Rabu, 15 Januari 2025 | 06:34
OPINI

Program Makan Bergizi Gratis dan Impor Susu Kena Pajak 0 Persen dari Australia dan Selandia Baru

Program Makan Bergizi Gratis dan Impor Susu Kena Pajak 0 Persen dari Australia dan Selandia Baru
Ilustrasi makan siang gratis (Dok Suara Surabaya)
Oleh: Nugraha Wira
 
ASKARA - Program makan bergizi gratis merupakan salah satu program unggulan yang dijanjikan oleh presiden Prabowo Subianto. Program ini akan mulai diselenggarakan pada Januari 2025. Pemerintah menargetkan 3 Juta anak di seluruh Indonesia dalam implementasinya di tahun 2025. Antara lain menu makan siang bergizi adalah lauk, sayur, nasi, dan susu.
 
Kebijakan makan bergizi gratis berpotensi membuka keran impor susu dari Australia dan Selandia Baru. Pasalnya, Australia dan Selandia Baru merupakan salah dua negara produsen susu dengan kualitas terbaik bersamaan dengan kuantitas produksi yang tinggi.

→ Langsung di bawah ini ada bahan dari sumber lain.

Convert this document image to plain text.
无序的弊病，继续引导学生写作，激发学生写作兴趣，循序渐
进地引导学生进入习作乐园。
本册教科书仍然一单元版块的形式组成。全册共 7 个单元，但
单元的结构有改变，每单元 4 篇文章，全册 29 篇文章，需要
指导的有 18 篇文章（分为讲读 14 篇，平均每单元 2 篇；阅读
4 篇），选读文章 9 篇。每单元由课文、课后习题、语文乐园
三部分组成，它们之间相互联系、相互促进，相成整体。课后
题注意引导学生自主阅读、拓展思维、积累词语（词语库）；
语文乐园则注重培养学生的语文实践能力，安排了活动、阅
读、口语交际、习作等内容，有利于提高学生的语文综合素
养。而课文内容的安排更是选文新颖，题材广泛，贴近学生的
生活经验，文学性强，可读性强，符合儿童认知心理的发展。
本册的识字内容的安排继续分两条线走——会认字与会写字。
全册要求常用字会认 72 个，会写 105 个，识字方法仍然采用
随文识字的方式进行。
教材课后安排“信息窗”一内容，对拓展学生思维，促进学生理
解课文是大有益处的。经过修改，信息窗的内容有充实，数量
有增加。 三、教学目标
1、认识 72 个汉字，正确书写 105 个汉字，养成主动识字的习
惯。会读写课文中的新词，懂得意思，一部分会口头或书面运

Disinyalir harga pasaran impor susu dari Australia dan Selandia Baru lebih murah 5% dari harga impor susu dari negara lain, ditambah dengan kebijakan AANZFTA (Asean Australia new Zealand Free Trade Area) yaitu bea masuk 0% untuk komoditas susu, menyebabkan persaingan komoditas susu dalam negeri semakin berat sebelah.
 
Daftar Tarif Bea Masuk AANZFTA
 
Kebijakan AANZFTA ditandatangani oleh Pemerintah Indonesia di tahun 2009 dan berlaku hingga sekarang. Siapa sangka kebijakan ini baru dapat dirasakan dampak signifikannya belakangan ini dengan melihat fenomena banyaknya aksi protes petani susu yang membuang ribuan liter susu dikarenakan tidak terserapnya produksi susu mentah lokal oleh industri dalam negeri.
 
Data BPS mengenai Impor susu Januari-Oktober 2024 menunjukkan terjadi lonjakan impor susu sebesar 7,07% dengan jumlah impor total sebesar 257,3 Ribu Ton Susu. Dari jumlah 257,3 ribu ton tersebut, 49,3% berasal dari selandia baru dan 14,84% berasal dari Australia. Tidak heran hal ini menuai banyak protes dari petani susu.
 
Pemerintah harus segera turun tangan, jika tidak, pasar susu segar di Indonesia pelan-pelan dapat dikuasai oleh produk impor. Bahkan menurut pernyataan Menteri Koperasi Budi Arie Setiadi, impor susu kita berada di angka 80% dari konsumsi masyarakat. Angka ini merupakan angka yang sangat besar, mengingat produksi lokal hanya berada di kisaran 20% dari konsumsi masyarakat Indonesia.
 
Pemerintah harus memanfaatkan momentum program Makan Bergizi Gratis ini untuk membantu usaha lokal dan UMKM. Kebijakan ini direncanakan akan dilakukan di tahun 2025, masih ada waktu yang cukup untuk pemerintah mengkaji ulang program ini. Seperti makanan dan minuman yang harus terstandar secara gizi, kualitas, dan sumber produksinya apakah produk Indonesia atau produk ekspor. Dengan begitu, tidak hanya program ini dapat memperbaiki gizi anak sekolah, namun juga dapat meningkatkan perekonomian dan daya saing produsen lokal.
 
Lantas, bagaimana nantinya implementasi kebijakan Makan Bergizi gratis? Kita sebagai masyarakat perlu mengawasi kebijakan ini dengan seksama, sebab anggaran yang dikeluarkan untuk pemerintah dalam program ini direncanakan hingga ratusan triliun. Jangan sampai angka ratusan triliun tersebut lari ke luar negeri dalam bentuk impor bahan makanan, hanya karena bahan makanan tersebut murah dan mendapatkan fasilitas 0% dari pemerintah. Membeli produk-produk impor hanya akan mendatangkan manfaat jangka pendek jika konteksnya produk tersebut adalah ditujukan untuk konsumsi. Pada akhirnya, produk impor konsumsi akan bersaing dengan produk konsumsi dalam negeri, ditambah dengan pajak 0%, produk impor akan jauh menggiurkan dan memperkecil ruang gerak produk dalam negeri.
 
Jika perlu, pemerintah dapat meninjau kebijakan AANZFTA yang ditandatangani lebih dari satu dekade lalu, jika memang terbukti memberikan dampak yang buruk bagi masyarakat. Maka kebijakan ini perlu diubah atau bahkan dihapuskan.